Abhilfe naht mit der jüngsten Entwicklung, die auf Reactable basiert und diese Lücke ein wenig schließt. Sie heißt ROTOR, besteht aus einer App für Apples iPad und zwei zylindrischen Knöpfen, die als Bedienhilfen auf der Oberfläche des iPad-Displays einsetzbar sind. Kostenpunkt: rund 50 Euro.
Das Know-how für solch eine Innovation kommt nicht aus heiterem Himmel.
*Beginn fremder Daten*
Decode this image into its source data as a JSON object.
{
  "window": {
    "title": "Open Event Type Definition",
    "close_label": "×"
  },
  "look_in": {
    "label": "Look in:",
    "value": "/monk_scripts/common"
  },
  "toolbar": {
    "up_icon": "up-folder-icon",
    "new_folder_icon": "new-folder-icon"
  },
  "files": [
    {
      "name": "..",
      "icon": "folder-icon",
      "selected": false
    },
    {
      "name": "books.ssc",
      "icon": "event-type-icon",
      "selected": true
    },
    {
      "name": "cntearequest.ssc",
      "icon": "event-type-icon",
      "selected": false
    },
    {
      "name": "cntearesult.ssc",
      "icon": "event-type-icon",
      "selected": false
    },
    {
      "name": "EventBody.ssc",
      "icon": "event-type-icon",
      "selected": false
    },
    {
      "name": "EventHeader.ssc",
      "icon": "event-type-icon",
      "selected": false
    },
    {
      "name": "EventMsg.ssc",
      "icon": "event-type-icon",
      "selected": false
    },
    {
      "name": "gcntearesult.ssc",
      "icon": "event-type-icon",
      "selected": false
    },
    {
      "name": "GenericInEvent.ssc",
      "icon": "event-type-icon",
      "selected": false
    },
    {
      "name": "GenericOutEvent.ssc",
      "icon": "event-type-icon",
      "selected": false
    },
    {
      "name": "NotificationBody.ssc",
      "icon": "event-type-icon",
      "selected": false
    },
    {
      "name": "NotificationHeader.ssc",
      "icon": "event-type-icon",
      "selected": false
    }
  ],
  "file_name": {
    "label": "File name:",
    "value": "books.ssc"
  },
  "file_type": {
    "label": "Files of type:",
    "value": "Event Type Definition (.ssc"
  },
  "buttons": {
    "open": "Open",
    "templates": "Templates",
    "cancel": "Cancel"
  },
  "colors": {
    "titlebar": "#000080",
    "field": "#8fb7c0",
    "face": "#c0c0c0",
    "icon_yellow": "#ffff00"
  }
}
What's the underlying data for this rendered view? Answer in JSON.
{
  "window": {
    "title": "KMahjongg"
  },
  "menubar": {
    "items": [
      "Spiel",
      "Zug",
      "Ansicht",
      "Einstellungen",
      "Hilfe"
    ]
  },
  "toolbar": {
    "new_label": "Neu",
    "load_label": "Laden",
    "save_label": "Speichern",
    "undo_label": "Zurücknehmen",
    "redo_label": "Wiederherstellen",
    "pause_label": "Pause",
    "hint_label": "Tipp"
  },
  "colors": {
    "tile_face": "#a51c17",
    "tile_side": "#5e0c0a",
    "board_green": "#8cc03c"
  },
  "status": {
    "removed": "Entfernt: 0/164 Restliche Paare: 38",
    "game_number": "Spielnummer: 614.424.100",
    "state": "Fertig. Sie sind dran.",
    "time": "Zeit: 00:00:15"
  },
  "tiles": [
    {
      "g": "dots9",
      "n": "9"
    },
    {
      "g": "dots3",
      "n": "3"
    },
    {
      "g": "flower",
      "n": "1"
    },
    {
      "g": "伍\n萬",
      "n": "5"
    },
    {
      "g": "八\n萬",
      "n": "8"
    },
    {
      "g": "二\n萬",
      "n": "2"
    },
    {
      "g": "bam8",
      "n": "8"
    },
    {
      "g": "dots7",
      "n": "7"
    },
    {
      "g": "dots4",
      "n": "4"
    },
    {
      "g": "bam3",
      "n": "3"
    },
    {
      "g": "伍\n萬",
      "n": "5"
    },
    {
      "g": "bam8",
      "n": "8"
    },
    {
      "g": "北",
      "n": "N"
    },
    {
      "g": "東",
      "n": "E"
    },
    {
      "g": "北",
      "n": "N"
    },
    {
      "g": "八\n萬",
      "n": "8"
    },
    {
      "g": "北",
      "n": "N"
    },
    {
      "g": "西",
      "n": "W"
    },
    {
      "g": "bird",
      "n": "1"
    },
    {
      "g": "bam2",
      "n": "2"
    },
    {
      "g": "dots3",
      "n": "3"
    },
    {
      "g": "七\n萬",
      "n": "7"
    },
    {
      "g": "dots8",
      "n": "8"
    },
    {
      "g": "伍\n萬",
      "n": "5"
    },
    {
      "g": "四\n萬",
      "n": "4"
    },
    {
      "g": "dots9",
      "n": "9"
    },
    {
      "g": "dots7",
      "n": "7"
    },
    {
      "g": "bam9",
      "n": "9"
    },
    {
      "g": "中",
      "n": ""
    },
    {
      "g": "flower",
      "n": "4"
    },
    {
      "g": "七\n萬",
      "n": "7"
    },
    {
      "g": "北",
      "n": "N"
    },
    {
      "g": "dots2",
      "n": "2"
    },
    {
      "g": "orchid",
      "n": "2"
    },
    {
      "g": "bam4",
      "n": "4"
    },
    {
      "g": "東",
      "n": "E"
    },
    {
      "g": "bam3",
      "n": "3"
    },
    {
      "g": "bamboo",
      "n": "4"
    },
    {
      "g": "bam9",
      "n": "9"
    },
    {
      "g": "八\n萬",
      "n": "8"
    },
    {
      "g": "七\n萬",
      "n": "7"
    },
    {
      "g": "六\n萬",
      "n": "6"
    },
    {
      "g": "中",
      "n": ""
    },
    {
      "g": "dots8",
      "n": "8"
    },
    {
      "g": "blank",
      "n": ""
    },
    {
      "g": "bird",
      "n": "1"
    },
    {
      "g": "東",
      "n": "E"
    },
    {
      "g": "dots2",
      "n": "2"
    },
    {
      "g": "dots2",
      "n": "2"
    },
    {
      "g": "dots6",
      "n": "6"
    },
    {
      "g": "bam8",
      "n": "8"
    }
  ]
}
Reactable ist aus der Music Technology Group hervorgegangen, die Teil des Instituts für Informations- und Kommunikations-Technologie an der Universität Barcelona ist.
Vergleichbar mit dem renommierten IRCAM in Paris, das Forschungs- und Wirkungsstätte für so ziemlich jeden namhaften Komponisten Neuer Musik ist, forschen die Wissenschaftler in Barcelona eher im stillen Kämmerlein.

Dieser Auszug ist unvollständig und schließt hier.